If there’s one overriding truth that I know about the world, it is the following; there are simple solutions to every problem in existence. The cumulative effect of 30+ years of sitcom viewing is that I know that every wacky situation life presents can be resolved in approximately 22 minutes, not including commercial breaks of course, and that tougher situations may require “A very special episode” starring Sally Field.
Why would education be any different?
I recently read in my local paper that our local school district was being sucked away from Earth’s gravitational field and that it would soon be hurtling towards the sun at near light speed until it would ultimately be consumed by our brightly burning neighbor to the…well, whatever direction the sun is from us.
Now, of course I jest, it will take our school district years to reach the sun before it is engulfed in its fiery bowels, but that leaves us with this quandary until that day arrives.
How do we fix education?
The following easy to follow steps should juuuust about do it…
1) Stop spending any money on teachers- What’s that you say? Insanity you cry? Hold on, my impetuous friend, and hear me out. Education gurus and politicians will site studies that say that class size has nothing to do with educational achievement. Here here, I say! Once you’re educating 45 kids, what’s another 7? It’s almost the same. I just want to take this concept to the next level.
You see, what we do is eliminate teachers entirely. We will still send kids to school, and we’ll even have 1 or 2 administrators that make class schedules and fulfill basic services. Those kids will sit in class rooms until someone decides to take the job of educating them. We all know that teachers are basically dumb, so it will be easy to fill positions with inexperienced volunteers. People generally assume that teachers will take less money because they are so altruistic, so why not just find those housewives out there that are just watching soaps all day to do it for free! I’m telling you, we fill the schools with kids, and just sit and wait. Someone will do it.

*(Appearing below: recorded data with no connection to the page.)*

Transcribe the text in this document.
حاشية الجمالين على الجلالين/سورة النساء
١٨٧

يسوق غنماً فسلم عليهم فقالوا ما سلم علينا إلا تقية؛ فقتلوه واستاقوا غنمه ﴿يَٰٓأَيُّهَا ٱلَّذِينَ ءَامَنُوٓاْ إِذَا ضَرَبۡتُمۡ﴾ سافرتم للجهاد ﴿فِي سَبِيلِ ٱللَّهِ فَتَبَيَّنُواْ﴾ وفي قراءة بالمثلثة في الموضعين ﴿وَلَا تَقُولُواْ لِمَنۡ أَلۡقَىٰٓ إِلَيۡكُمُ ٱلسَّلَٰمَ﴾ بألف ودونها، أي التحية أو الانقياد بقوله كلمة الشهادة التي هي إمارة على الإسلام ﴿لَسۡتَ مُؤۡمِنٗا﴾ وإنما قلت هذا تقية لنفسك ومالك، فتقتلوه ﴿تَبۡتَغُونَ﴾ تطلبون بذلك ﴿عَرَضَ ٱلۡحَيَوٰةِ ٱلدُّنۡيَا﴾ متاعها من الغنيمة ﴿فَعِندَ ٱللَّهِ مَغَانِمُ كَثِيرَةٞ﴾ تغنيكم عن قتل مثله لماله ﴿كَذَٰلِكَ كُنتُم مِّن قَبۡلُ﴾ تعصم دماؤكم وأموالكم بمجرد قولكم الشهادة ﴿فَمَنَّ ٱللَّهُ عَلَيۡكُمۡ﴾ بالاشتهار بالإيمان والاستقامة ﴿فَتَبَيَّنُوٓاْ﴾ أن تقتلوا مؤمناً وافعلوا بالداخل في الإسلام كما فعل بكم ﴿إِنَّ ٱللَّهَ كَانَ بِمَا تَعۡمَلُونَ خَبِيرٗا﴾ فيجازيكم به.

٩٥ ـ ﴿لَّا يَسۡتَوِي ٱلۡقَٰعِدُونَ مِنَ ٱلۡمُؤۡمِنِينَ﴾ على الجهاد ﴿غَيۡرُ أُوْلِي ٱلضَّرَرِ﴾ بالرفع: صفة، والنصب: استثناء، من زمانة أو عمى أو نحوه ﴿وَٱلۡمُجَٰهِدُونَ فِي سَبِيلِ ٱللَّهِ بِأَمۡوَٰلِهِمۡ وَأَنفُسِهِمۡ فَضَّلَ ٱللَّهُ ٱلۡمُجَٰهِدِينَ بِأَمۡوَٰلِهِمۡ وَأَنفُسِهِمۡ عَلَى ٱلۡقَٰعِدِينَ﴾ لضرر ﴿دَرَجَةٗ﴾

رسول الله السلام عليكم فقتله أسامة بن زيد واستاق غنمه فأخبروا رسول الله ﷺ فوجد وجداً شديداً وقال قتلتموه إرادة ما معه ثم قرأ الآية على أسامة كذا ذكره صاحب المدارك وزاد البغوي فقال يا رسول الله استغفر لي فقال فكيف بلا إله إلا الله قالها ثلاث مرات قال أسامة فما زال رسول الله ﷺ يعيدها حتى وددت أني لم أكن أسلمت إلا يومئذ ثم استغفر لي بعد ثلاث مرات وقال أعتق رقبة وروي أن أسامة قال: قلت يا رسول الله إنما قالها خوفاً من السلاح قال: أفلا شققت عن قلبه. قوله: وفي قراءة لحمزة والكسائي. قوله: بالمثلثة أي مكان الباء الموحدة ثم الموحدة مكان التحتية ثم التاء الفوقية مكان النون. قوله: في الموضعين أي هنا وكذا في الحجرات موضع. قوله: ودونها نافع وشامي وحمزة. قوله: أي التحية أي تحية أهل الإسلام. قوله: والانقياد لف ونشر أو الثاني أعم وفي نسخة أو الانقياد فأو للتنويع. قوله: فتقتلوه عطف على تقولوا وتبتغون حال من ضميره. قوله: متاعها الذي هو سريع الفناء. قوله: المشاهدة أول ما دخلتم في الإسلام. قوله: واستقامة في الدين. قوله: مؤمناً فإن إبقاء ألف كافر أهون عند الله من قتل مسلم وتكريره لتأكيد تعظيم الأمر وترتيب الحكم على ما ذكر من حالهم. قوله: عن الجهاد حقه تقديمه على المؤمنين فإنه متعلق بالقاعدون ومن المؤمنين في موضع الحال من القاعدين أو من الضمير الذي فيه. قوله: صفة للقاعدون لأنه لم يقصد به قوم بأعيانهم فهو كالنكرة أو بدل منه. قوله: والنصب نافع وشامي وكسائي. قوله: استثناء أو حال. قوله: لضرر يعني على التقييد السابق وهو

Estimated savings: Crapload of money
2) Stop spending any money on teaching materials – Listen, who needs curriculum? Just a bunch of benchmarks and standards, what it really is is a bureaucratic nightmare wrapped inside a tragedy, packaged as an enigma. Since I received an education in the US, I don’t even know what that last phrase meant!
What do we do then for books, materials, things of that ilk? One word baby….Google! It knows everything! And listen, what are we teaching kids anyway? How to think? Not! Bloom’s taxonomy is just a bunch of hooey. We’re teaching them to excel at tests! So most classes, we’ll just sit kids in front of their computers, teach them how to use Google, and hope they use their class time productively to learn about subjects we give them. The rest of the academic year should practically take care of itself.
Estimated savings: Huge crapload of money
3) Stop spending any money on technology – Wait, doesn’t that contradict what I just wrote? Not at all, we just rely on students to bring their own. Just about every kid, even the ones at the poorest schools, have a smartphone or iPod or something. The BYOT, or “Bring your own tech” initiative is what we’ll call it. You can almost feel Adam Smith’s invisible hand caressing the pocketbooks of millions of taxpayers across the country.
Estimated savings: Ginormous steaming crapload of money
Steve Hendricks is the author of “Fending off China: How Sitting our Students in Teacherless Classrooms and Letting Them Play Around with Google on their Smartphones for 13 years will Help America Stay at the Top of the Heap.”